One In 5 Family Medicine Doctors Accepts Payments From Pharmaceutical Companies Related To Opioids
Since the Physician Payment Sunshine Act of 2010 was implemented, every pharmaceutical company has been required to report any payments made to doctors in the U.S. This database permitted researchers at Boston Medical Center to conduct a comprehensive study in which they examined over 375,000 payments made by drug companies to more than 68,000 doctors.
These payments, which were made between August 2013-December 2015 were not research-related and were categorized as “transfers of value.” They included payments sent directly to doctors, as well as reimbursements for meals, travel, consulting, and speaking fees.
From the study:
“Most payments were for speaking fees or honoraria (63.2% of all dollars), whereas food and beverage payments were the most frequent (93.9% of all payments). Physicians specializing in anesthesiology received the most in total annual payments.”
The authors noted that they carefully examined all opioid medications and found that fentanyl was the most common drug linked to payments from drug companies. The next most frequently reported medication was OxyContin, made by Purdue Pharma.

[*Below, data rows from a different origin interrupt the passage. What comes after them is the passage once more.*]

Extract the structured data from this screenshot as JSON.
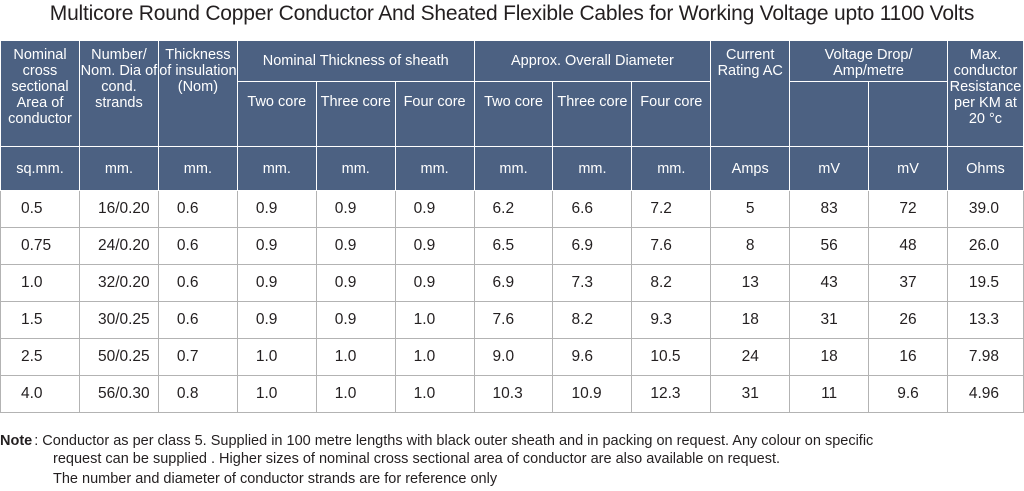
{
  "title": "Multicore Round Copper Conductor And Sheated Flexible Cables for Working Voltage upto 1100 Volts",
  "header": {
    "area": "Nominal cross sectional Area of conductor",
    "strands": "Number/ Nom. Dia of cond. strands",
    "insulation": "Thickness of insulation (Nom)",
    "sheath": "Nominal Thickness of sheath",
    "diameter": "Approx. Overall Diameter",
    "rating": "Current Rating AC",
    "vdrop": "Voltage Drop/ Amp/metre",
    "resistance": "Max. conductor Resistance per KM at 20 °c",
    "two_core": "Two core",
    "three_core": "Three core",
    "four_core": "Four core"
  },
  "units": [
    "sq.mm.",
    "mm.",
    "mm.",
    "mm.",
    "mm.",
    "mm.",
    "mm.",
    "mm.",
    "mm.",
    "Amps",
    "mV",
    "mV",
    "Ohms"
  ],
  "rows": [
    [
      "0.5",
      "16/0.20",
      "0.6",
      "0.9",
      "0.9",
      "0.9",
      "6.2",
      "6.6",
      "7.2",
      "5",
      "83",
      "72",
      "39.0"
    ],
    [
      "0.75",
      "24/0.20",
      "0.6",
      "0.9",
      "0.9",
      "0.9",
      "6.5",
      "6.9",
      "7.6",
      "8",
      "56",
      "48",
      "26.0"
    ],
    [
      "1.0",
      "32/0.20",
      "0.6",
      "0.9",
      "0.9",
      "0.9",
      "6.9",
      "7.3",
      "8.2",
      "13",
      "43",
      "37",
      "19.5"
    ],
    [
      "1.5",
      "30/0.25",
      "0.6",
      "0.9",
      "0.9",
      "1.0",
      "7.6",
      "8.2",
      "9.3",
      "18",
      "31",
      "26",
      "13.3"
    ],
    [
      "2.5",
      "50/0.25",
      "0.7",
      "1.0",
      "1.0",
      "1.0",
      "9.0",
      "9.6",
      "10.5",
      "24",
      "18",
      "16",
      "7.98"
    ],
    [
      "4.0",
      "56/0.30",
      "0.8",
      "1.0",
      "1.0",
      "1.0",
      "10.3",
      "10.9",
      "12.3",
      "31",
      "11",
      "9.6",
      "4.96"
    ]
  ],
  "note": {
    "label": "Note",
    "line1": ": Conductor as per class 5. Supplied in 100 metre lengths with black outer sheath and in packing on request. Any colour on specific",
    "line2": "request can be supplied . Higher sizes of nominal cross sectional area of conductor are also available on request.",
    "line3": "The number and diameter of conductor strands are for reference only"
  },
  "colors": {
    "header_bg": "#4c6182",
    "header_text": "#ffffff",
    "grid": "#b3b3b3",
    "text": "#231f20"
  }
}
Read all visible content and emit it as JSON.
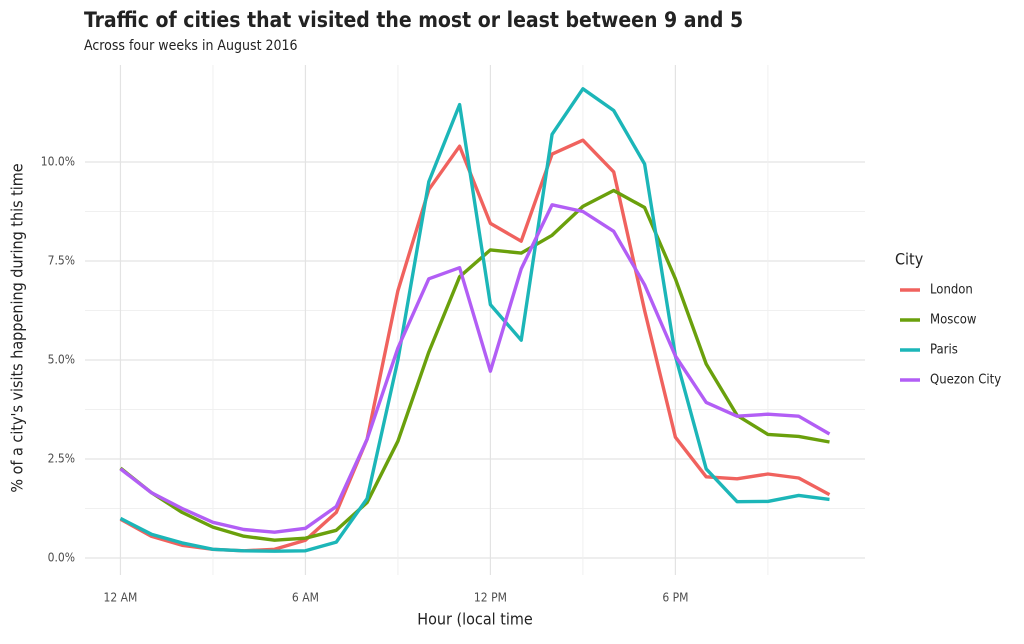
{
  "chart_data": {
    "type": "line",
    "title": "Traffic of cities that visited the most or least between 9 and 5",
    "subtitle": "Across four weeks in August 2016",
    "x_label": "Hour (local time",
    "y_label": "% of a city's visits happening during this time",
    "legend_title": "City",
    "legend_position": "right",
    "grid": true,
    "minor_grid": true,
    "x": [
      0,
      1,
      2,
      3,
      4,
      5,
      6,
      7,
      8,
      9,
      10,
      11,
      12,
      13,
      14,
      15,
      16,
      17,
      18,
      19,
      20,
      21,
      22,
      23
    ],
    "xlim": [
      -1.15,
      24.15
    ],
    "xticks": [
      {
        "value": 0,
        "label": "12 AM"
      },
      {
        "value": 6,
        "label": "6 AM"
      },
      {
        "value": 12,
        "label": "12 PM"
      },
      {
        "value": 18,
        "label": "6 PM"
      }
    ],
    "ylim": [
      -0.43,
      12.45
    ],
    "yticks": [
      {
        "value": 0,
        "label": "0.0%"
      },
      {
        "value": 2.5,
        "label": "2.5%"
      },
      {
        "value": 5,
        "label": "5.0%"
      },
      {
        "value": 7.5,
        "label": "7.5%"
      },
      {
        "value": 10,
        "label": "10.0%"
      }
    ],
    "series": [
      {
        "name": "London",
        "color": "#f0625e",
        "values": [
          0.98,
          0.55,
          0.32,
          0.22,
          0.18,
          0.22,
          0.45,
          1.15,
          3.0,
          6.75,
          9.3,
          10.4,
          8.45,
          8.0,
          10.2,
          10.55,
          9.75,
          6.25,
          3.05,
          2.05,
          2.0,
          2.12,
          2.02,
          1.6
        ]
      },
      {
        "name": "Moscow",
        "color": "#6aa00c",
        "values": [
          2.27,
          1.65,
          1.15,
          0.78,
          0.55,
          0.45,
          0.5,
          0.7,
          1.4,
          2.95,
          5.2,
          7.1,
          7.78,
          7.7,
          8.15,
          8.88,
          9.28,
          8.85,
          7.05,
          4.9,
          3.6,
          3.12,
          3.07,
          2.93
        ]
      },
      {
        "name": "Paris",
        "color": "#1cb6b8",
        "values": [
          1.0,
          0.6,
          0.38,
          0.22,
          0.18,
          0.17,
          0.18,
          0.4,
          1.5,
          5.0,
          9.5,
          11.45,
          6.4,
          5.5,
          10.7,
          11.85,
          11.3,
          9.95,
          5.1,
          2.25,
          1.42,
          1.43,
          1.58,
          1.48
        ]
      },
      {
        "name": "Quezon City",
        "color": "#b25ef5",
        "values": [
          2.25,
          1.65,
          1.25,
          0.9,
          0.72,
          0.65,
          0.75,
          1.3,
          3.0,
          5.3,
          7.05,
          7.33,
          4.72,
          7.3,
          8.92,
          8.75,
          8.25,
          6.9,
          5.1,
          3.93,
          3.58,
          3.63,
          3.58,
          3.13
        ]
      }
    ]
  }
}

Conversely, opioids designed to be abuse-deterrent were not associated with as many opioid-related payments to doctors. These formulations were linked to only 20% of the total payments, and buprenorphine, one of the most common treatments for opioid dependence, was associated with less than 10% of the money received.
Money received by the physicians from drug makers were not generally significant, but over time, began to total staggering figures. The average paid per doctor annually was just $15.
However, the top 1% were paid $2600 or more yearly. Collectively, these physicians were paid more than $38 million (receiving 82.5% of the total payments), and the payments received throughout the study totaled more than $41.6 million.
The authors concluded that approximately 1 in 12 U.S. physicians received a payment related to an opioid during the 29-month study period. They stated that these findings “should prompt an examination of industry influences on opioid prescribing.”